La décomposition avancée de la RCA risque de se répercuter au-delà de ses
frontières et de déstabiliser encore davantage une région déjà plongée dans de
grandes difficultés. D’ailleurs, l’on constate l’existence de nouvelles
rebellions formées à la suite de dissidences au sein de la Séléka, qui
grossissent le nombre des multiples rébellions déjà existantes dans le pays et
dans la région.
Les
génocides se produisent quand personne ne réagit à leurs signes avantcoureurs,
comme ceux que l’on voit aujourd’hui en Centrafrique. Nous devons agir
immédiatement pour prévenir la multiplication des atrocités perpétrées
actuellement. Nous le savons, l’impunité dont bénéficient les criminels est
génératrice de génocide. Les groupes de défense des droits humains parlent de
«purification
ethnique » pour
décrire la brutalité des exactions en RCA.
Le
monde a abandonné trop de peuples en chemin. Nous faisons donc un appel pressant
aux dirigeants africains, européens, américains, et au monde entier afin qu'ils
réagissent pour mettre fin à cette tragédie à huis clos. Les violences importées
s’aggravent de jour en jour, comprenant certains radicalismes religieux très
dangereux visant la déstabilisation de l’Afrique Centrale.
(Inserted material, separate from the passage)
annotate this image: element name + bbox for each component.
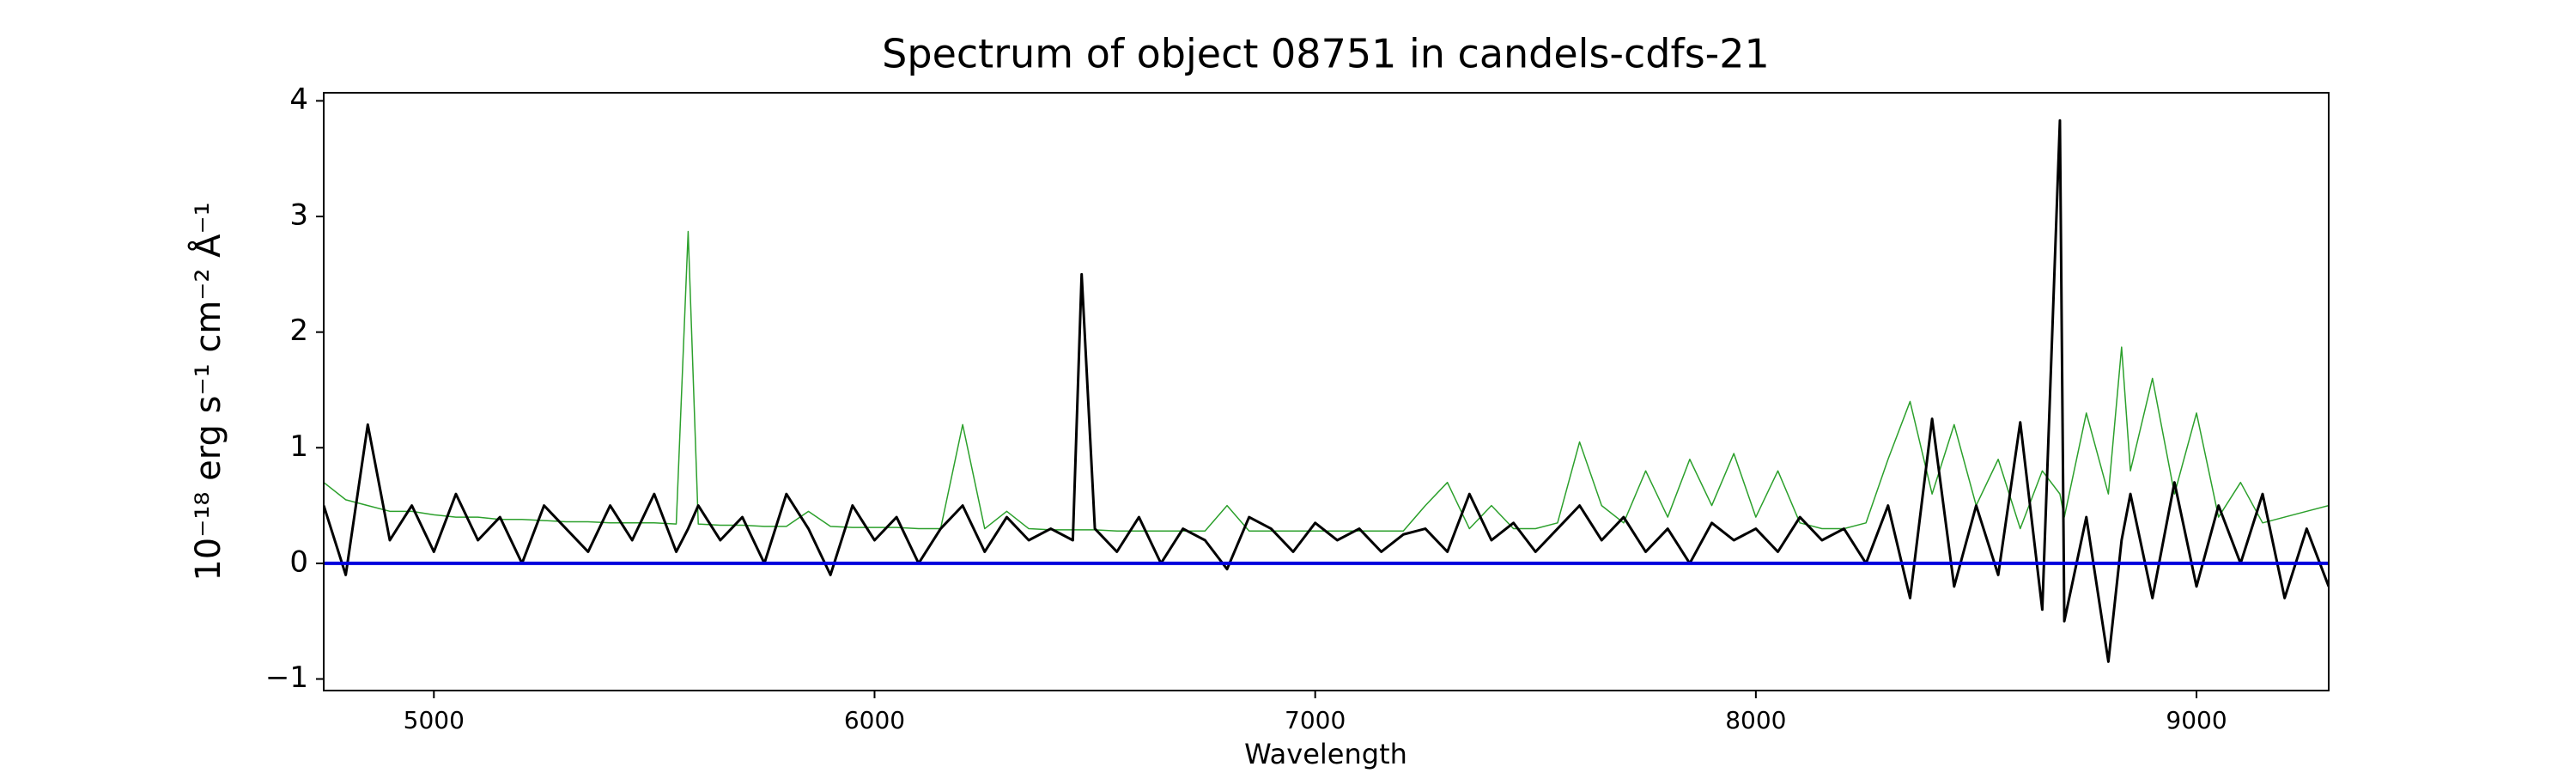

Ce n'est qu'une
question de temps avant que des massacres de plus grande ampleur ne soient
perpétrés.
Le
risque de génocide plane au-dessus de la RCA. Le
monde entier est concerné et les dirigeants des principaux pays du monde
disposent de leviers d'action puissants pour intervenir et sauver des vies. La
sécurité sur tout le territoire et le retour à l’ordre constitutionnel
s’imposent. La communauté internationale doit considérer la Centrafrique comme
une de ses priorités car la
situation est pire qu'elle n'a jamais été.